Vom Tagesgeld ins Festgeld wechseln?
Momentan gibt es bei vielen Anbietern zwar noch bis zu 4 Prozent Zinsen auf das Tagesgeld. Sollte die EZB aber tatsächlich in der kommenden Woche die Zinsen senken, werden die Banken ihre Angebote schnell an die aktuellen Leitzinsen anpassen. Sie dürfen ihre Zinsangebote jederzeit mit sofortiger Wirkung ändern.
Beim Festgeld können sich Sparer:innen dagegen auf den vereinbarten Zins verlassen. Aktuell ist im Schnitt eine reale Rendite von 0,64 Prozent bei einer Laufzeit von zwei Jahren drin, bei den Topangeboten am Markt sind es 1,45 Prozent.

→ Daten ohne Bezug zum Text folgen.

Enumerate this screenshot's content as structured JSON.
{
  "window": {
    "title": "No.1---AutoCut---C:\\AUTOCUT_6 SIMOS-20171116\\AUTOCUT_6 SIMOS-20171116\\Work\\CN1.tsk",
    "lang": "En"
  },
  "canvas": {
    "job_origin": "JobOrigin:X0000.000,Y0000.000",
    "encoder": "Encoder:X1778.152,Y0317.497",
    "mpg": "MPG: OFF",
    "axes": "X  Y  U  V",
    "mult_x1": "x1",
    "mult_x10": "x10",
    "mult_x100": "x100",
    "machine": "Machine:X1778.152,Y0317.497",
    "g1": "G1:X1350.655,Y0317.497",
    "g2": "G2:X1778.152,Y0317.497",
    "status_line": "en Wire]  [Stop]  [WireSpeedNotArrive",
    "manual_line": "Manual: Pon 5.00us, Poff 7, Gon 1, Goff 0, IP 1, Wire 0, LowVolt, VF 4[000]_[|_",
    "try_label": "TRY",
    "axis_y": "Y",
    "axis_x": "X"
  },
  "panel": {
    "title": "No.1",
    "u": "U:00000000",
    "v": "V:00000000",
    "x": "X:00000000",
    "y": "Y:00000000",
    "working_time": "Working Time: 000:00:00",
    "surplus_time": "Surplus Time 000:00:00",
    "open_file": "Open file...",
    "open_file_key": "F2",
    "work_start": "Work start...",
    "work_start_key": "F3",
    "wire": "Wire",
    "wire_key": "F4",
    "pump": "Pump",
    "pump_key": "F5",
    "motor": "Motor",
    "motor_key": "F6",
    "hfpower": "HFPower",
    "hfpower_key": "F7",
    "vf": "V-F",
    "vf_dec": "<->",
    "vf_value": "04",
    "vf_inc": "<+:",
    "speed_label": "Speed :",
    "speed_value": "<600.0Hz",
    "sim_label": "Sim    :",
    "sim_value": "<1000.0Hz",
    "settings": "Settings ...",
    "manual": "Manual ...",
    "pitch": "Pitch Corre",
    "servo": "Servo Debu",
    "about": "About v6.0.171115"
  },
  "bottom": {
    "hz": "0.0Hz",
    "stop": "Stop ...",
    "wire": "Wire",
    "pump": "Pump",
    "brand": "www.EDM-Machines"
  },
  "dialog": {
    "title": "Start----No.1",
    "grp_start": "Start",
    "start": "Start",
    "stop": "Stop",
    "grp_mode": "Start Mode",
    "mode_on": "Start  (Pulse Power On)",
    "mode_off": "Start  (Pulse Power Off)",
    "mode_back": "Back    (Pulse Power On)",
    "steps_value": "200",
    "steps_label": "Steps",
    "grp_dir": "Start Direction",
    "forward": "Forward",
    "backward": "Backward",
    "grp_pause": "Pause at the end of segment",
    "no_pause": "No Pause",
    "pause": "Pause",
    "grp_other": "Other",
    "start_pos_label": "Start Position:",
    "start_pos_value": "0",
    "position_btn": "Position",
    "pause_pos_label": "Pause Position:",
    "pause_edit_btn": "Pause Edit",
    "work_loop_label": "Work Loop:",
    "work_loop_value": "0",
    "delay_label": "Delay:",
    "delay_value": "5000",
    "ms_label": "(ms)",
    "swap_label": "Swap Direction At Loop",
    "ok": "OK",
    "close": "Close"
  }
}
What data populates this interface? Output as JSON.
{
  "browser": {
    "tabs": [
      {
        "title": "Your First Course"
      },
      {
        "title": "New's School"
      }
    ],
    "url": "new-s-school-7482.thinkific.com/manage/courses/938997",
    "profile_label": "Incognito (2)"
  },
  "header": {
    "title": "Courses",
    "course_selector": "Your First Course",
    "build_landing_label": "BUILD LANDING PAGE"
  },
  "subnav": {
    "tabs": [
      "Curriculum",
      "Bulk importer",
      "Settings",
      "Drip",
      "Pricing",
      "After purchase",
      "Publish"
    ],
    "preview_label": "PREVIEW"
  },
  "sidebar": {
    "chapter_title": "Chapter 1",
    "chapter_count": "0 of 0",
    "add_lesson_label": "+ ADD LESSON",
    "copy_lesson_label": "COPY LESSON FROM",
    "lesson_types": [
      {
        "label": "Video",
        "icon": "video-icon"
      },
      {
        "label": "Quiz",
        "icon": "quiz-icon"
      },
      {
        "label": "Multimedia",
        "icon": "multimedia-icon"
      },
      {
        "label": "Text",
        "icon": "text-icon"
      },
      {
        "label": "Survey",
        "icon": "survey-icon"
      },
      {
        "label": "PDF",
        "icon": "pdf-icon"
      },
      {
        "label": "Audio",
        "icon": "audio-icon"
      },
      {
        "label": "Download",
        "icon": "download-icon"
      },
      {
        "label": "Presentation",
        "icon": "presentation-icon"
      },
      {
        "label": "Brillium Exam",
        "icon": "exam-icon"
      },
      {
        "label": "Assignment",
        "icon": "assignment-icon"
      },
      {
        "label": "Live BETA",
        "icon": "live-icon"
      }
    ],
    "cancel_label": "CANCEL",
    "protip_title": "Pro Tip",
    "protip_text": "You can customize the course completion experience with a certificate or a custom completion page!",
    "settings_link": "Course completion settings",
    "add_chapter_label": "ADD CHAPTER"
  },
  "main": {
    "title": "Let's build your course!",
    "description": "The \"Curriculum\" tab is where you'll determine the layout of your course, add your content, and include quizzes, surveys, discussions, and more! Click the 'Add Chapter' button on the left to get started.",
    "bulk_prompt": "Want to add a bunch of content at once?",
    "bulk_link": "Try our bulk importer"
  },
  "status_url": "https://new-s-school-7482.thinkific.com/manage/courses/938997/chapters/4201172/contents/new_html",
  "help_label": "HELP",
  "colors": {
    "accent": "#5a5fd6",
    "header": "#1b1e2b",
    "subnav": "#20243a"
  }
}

Einjährige Anlagen bringen laut Verivox im Marktdurchschnitt einen Realzins von 0,8 Prozent, in der Spitze sind für Anleger:innen bis zu 1,4 Prozent Realrendite möglich.
Ob das so bleibt, hängt allerdings davon ab, wie es mit der Inflation weitergeht. Die ist in Deutschland gerade wieder leicht gestiegen: Auf 2,4 Prozent im Vergleich zu 2,2 Prozent im März und April.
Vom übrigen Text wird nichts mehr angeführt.